An alternative solution:
I found the following fact (the proof is given later):
Fact 1: For any real numbers $a, b, c$, it holds that $$a^2b^2 + b^2c^2 + c^2a^2 \le 3 + 4\cdot [(a^2-a+1)(b^2-b+1)(c^2-c+1)-1].$$
From Fact 1, the desired result follows.
$\phantom{2}$
Proof of Fact 1: $\mathrm{RHS} - \mathrm{LHS}$ can be expressed as SOS (Sum of Squares). Indeed, we have $$\mathrm{RHS} - \mathrm{LHS} = \frac{1}{6} z^T Q z$$ where $z = [1, a, b, c, ab, ca, bc, abc]^T$ and ($Q$ is positive semidefinite) \begin{align} Q = \left(\begin{array}{rrrrrrrr} 18 & -12 & -12 & -12 & 7 & 7 & 7 & -3\\ -12 & 24 & 5 & 5 & -12 & -12 & -3 & 5\\ -12 & 5 & 24 & 5 & -12 & -3 & -12 & 5\\ -12 & 5 & 5 & 24 & -3 & -12 & -12 & 5\\ 7 & -12 & -12 & -3 & 18 & 7 & 7 & -12\\ 7 & -12 & -3 & -12 & 7 & 18 & 7 & -12\\ 7 & -3 & -12 & -12 & 7 & 7 & 18 & -12\\ -3 & 5 & 5 & 5 & -12 & -12 & -12 & 24 \end{array}\right). \end{align} The desired result follows.
We'll prove that $$(a^2-a+1)(b^2-b+1)\geq\frac{a^2+b^2}{2}.$$ Indeed, let $a+b=2u$ and $ab=v^2$.
Thus, we need to prove that $$a^2b^2-ab(a+b)+a^2+b^2+ab-a-b+1\geq\frac{a^2+b^2}{2}$$ or $$v^4-2uv^2+2u^2-2u+1\geq0$$ or $$(v^2-u)^2+(u-1)^2\geq0,$$ which is obvious.
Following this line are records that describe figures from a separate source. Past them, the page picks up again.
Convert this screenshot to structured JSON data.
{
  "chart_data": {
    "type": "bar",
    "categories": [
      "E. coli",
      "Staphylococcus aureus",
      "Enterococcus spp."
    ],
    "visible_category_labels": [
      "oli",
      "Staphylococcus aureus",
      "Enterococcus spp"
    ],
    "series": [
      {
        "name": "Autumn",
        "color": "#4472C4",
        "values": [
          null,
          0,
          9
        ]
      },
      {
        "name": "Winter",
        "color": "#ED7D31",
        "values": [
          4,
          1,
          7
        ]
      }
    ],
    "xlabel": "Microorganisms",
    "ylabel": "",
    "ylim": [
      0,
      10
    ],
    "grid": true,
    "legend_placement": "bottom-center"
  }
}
Thus, $$1=\prod_{cyc}(a^2-a+1)=\sqrt{\prod_{cyc}(a^2-a+1)(b^2-b+1)}\geq\sqrt{\prod_{cyc}\frac{a^2+b^2}{2}}.$$ Id est, it's enough to prove that: $$\sqrt{\prod_{cyc}\frac{a^2+b^2}{2}}\geq\left(\sqrt[4]{\frac{a^2b^2+a^2c^2+b^2c^2}{3}}\right)^3.$$ Now, let $a^2=x$, $b^2=y$ and $c^2=z$.
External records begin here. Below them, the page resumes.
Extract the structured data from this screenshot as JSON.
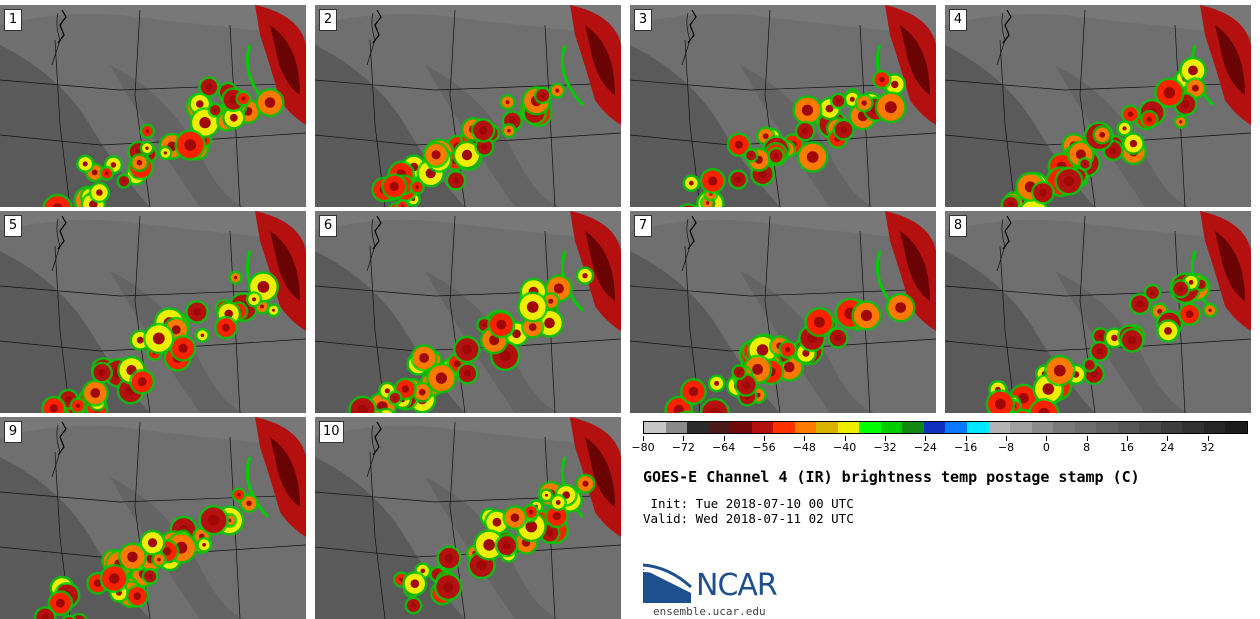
{
  "panels": [
    {
      "label": "1"
    },
    {
      "label": "2"
    },
    {
      "label": "3"
    },
    {
      "label": "4"
    },
    {
      "label": "5"
    },
    {
      "label": "6"
    },
    {
      "label": "7"
    },
    {
      "label": "8"
    },
    {
      "label": "9"
    },
    {
      "label": "10"
    }
  ],
  "colorbar": {
    "colors": [
      "#c6c6c6",
      "#8a8a8a",
      "#2a2a2a",
      "#4a1a1a",
      "#720808",
      "#b51010",
      "#ff3300",
      "#ff7a00",
      "#d9b300",
      "#eeee00",
      "#00ff00",
      "#00cc00",
      "#118811",
      "#1030c0",
      "#0a78ff",
      "#00e8ff",
      "#b4b4b4",
      "#a0a0a0",
      "#8c8c8c",
      "#7a7a7a",
      "#6e6e6e",
      "#626262",
      "#565656",
      "#4a4a4a",
      "#3e3e3e",
      "#323232",
      "#262626",
      "#1c1c1c"
    ],
    "tick_values": [
      "-80",
      "-72",
      "-64",
      "-56",
      "-48",
      "-40",
      "-32",
      "-24",
      "-16",
      "-8",
      "0",
      "8",
      "16",
      "24",
      "32"
    ]
  },
  "title": "GOES-E Channel 4 (IR) brightness temp postage stamp (C)",
  "init": " Init: Tue 2018-07-10 00 UTC",
  "valid": "Valid: Wed 2018-07-11 02 UTC",
  "logo": {
    "text": "NCAR",
    "url": "ensemble.ucar.edu"
  }
}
Thus, we need to prove that $$27(x+y)^2(x+z)^2(y+z)^2\geq64(xy+xz+yz)^3.$$ Now, since $$(x+y)(x+z)(y+z)\geq\frac{8}{9}(x+y+z)(xy+xz+yz)$$ it's $$\sum_{cyc}z(x-y)^2\geq0,$$ it's enough to prove that $$(x+y+z)^2\geq3(xy+xz+yz)$$ or $$\sum_{cyc}(x-y)^2\geq0$$ and we are done!